Grusswort der CDU Bundesgeschäftstelle an die Mitglieder der CDU Brüssel-Belgien

29.09.2009, 09:00 Uhr

Die CDU-Bundesgeschäftsstelle grüsst die CDU Brüssel-Belgien und die Freundeskreise der CDU in der ganzen Welt und gratuliert den Auslandsdeutschen für Ihre hohe Wahlbeteiligung bei der Bundestagwahl 2009.

Sehr geehrte Damen und Herren,
liebe Auslandsdeutsche,

wir haben die Bundestagswahl 2009 gewonnen.
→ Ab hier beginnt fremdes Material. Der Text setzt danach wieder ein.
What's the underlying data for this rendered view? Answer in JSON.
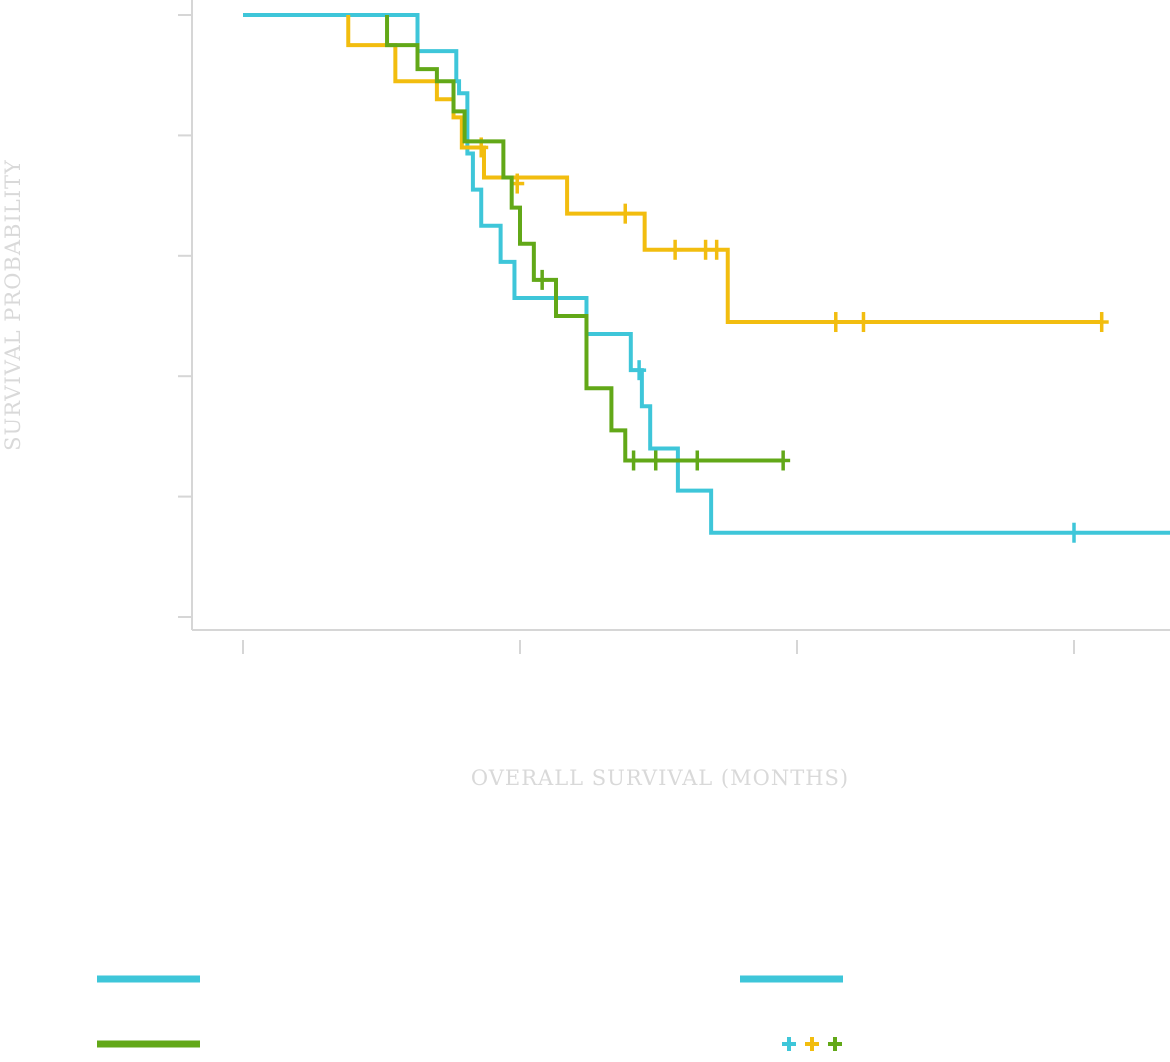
{
  "chart_data": {
    "type": "line",
    "subtype": "kaplan-meier step",
    "xlabel": "OVERALL SURVIVAL (MONTHS)",
    "ylabel": "SURVIVAL PROBABILITY",
    "xlim": [
      -0.18,
      3.35
    ],
    "ylim": [
      -0.02,
      1.02
    ],
    "x_ticks": [
      0,
      1,
      2,
      3
    ],
    "y_ticks": [
      0,
      0.2,
      0.4,
      0.6,
      0.8,
      1.0
    ],
    "tick_labels_shown": false,
    "grid": false,
    "colors": {
      "cyan": "#3ec6d9",
      "yellow": "#f2bd0f",
      "green": "#62a818",
      "axis": "#d6d6d6"
    },
    "series": [
      {
        "color": "#3ec6d9",
        "steps": [
          [
            0.0,
            1.0
          ],
          [
            0.63,
            0.94
          ],
          [
            0.77,
            0.89
          ],
          [
            0.78,
            0.87
          ],
          [
            0.81,
            0.77
          ],
          [
            0.83,
            0.71
          ],
          [
            0.86,
            0.65
          ],
          [
            0.93,
            0.59
          ],
          [
            0.98,
            0.53
          ],
          [
            1.24,
            0.47
          ],
          [
            1.4,
            0.41
          ],
          [
            1.44,
            0.35
          ],
          [
            1.47,
            0.28
          ],
          [
            1.57,
            0.21
          ],
          [
            1.69,
            0.14
          ],
          [
            3.35,
            0.14
          ]
        ],
        "censored": [
          [
            1.43,
            0.41
          ],
          [
            3.0,
            0.14
          ]
        ]
      },
      {
        "color": "#f2bd0f",
        "steps": [
          [
            0.38,
            1.0
          ],
          [
            0.38,
            0.95
          ],
          [
            0.55,
            0.89
          ],
          [
            0.7,
            0.86
          ],
          [
            0.76,
            0.83
          ],
          [
            0.79,
            0.78
          ],
          [
            0.87,
            0.73
          ],
          [
            1.17,
            0.67
          ],
          [
            1.45,
            0.61
          ],
          [
            1.75,
            0.49
          ],
          [
            3.1,
            0.49
          ]
        ],
        "censored": [
          [
            0.86,
            0.78
          ],
          [
            0.99,
            0.72
          ],
          [
            1.38,
            0.67
          ],
          [
            1.56,
            0.61
          ],
          [
            1.67,
            0.61
          ],
          [
            1.71,
            0.61
          ],
          [
            2.14,
            0.49
          ],
          [
            2.24,
            0.49
          ],
          [
            3.1,
            0.49
          ]
        ]
      },
      {
        "color": "#62a818",
        "steps": [
          [
            0.52,
            1.0
          ],
          [
            0.52,
            0.95
          ],
          [
            0.63,
            0.91
          ],
          [
            0.7,
            0.89
          ],
          [
            0.76,
            0.84
          ],
          [
            0.8,
            0.79
          ],
          [
            0.94,
            0.73
          ],
          [
            0.97,
            0.68
          ],
          [
            1.0,
            0.62
          ],
          [
            1.05,
            0.56
          ],
          [
            1.13,
            0.5
          ],
          [
            1.24,
            0.38
          ],
          [
            1.33,
            0.31
          ],
          [
            1.38,
            0.26
          ],
          [
            1.95,
            0.26
          ]
        ],
        "censored": [
          [
            1.08,
            0.56
          ],
          [
            1.41,
            0.26
          ],
          [
            1.49,
            0.26
          ],
          [
            1.64,
            0.26
          ],
          [
            1.95,
            0.26
          ]
        ]
      }
    ],
    "legend": {
      "placement": "bottom",
      "items": [
        {
          "kind": "line",
          "color": "#3ec6d9",
          "column": "left",
          "row": 1
        },
        {
          "kind": "line",
          "color": "#62a818",
          "column": "left",
          "row": 2
        },
        {
          "kind": "line",
          "color": "#3ec6d9",
          "column": "right",
          "row": 1
        },
        {
          "kind": "censor-marks",
          "colors": [
            "#3ec6d9",
            "#f2bd0f",
            "#62a818"
          ],
          "column": "right",
          "row": 2
        }
      ]
    }
  }
}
Zum ersten Mal seit 15 Jahren konnte wieder eine bürgerliche Mehrheit im Deutschen Bundestag errungen werden. CDU/CSU und FDP können in schwierigen Zeiten mit einer stabilen Mehrheit unser Land unter der Führung von Bundeskanzlerin Angela Merkel regieren. Wir haben damit die Chance, gestärkt aus der Krise hervorzugehen und die deutschen Interessen in Europa und der Welt selbstbewusst und klug wahrzunehmen.

Das Gewicht der Auslandsdeutschen hat bei der Bundestagswahl 2009 zugenommen. Die vorläufige Zahl der Auslandsdeutschen, die sich anlässlich der Bundestagswahl in Wählerverzeichnisse haben eintragen lassen, beträgt laut dem Bundeswahlleiter 65 270 (Vergleich zu 2005: 54.808). Damit haben 19,1 Prozent mehr Auslandsdeutsche den Eintrag in das Wählerregister beantragt als vor vier Jahren. Somit laufen die Auslandsdeutschen gegen den Bundestrend und die dort gesunkene Wahlbeteiligung.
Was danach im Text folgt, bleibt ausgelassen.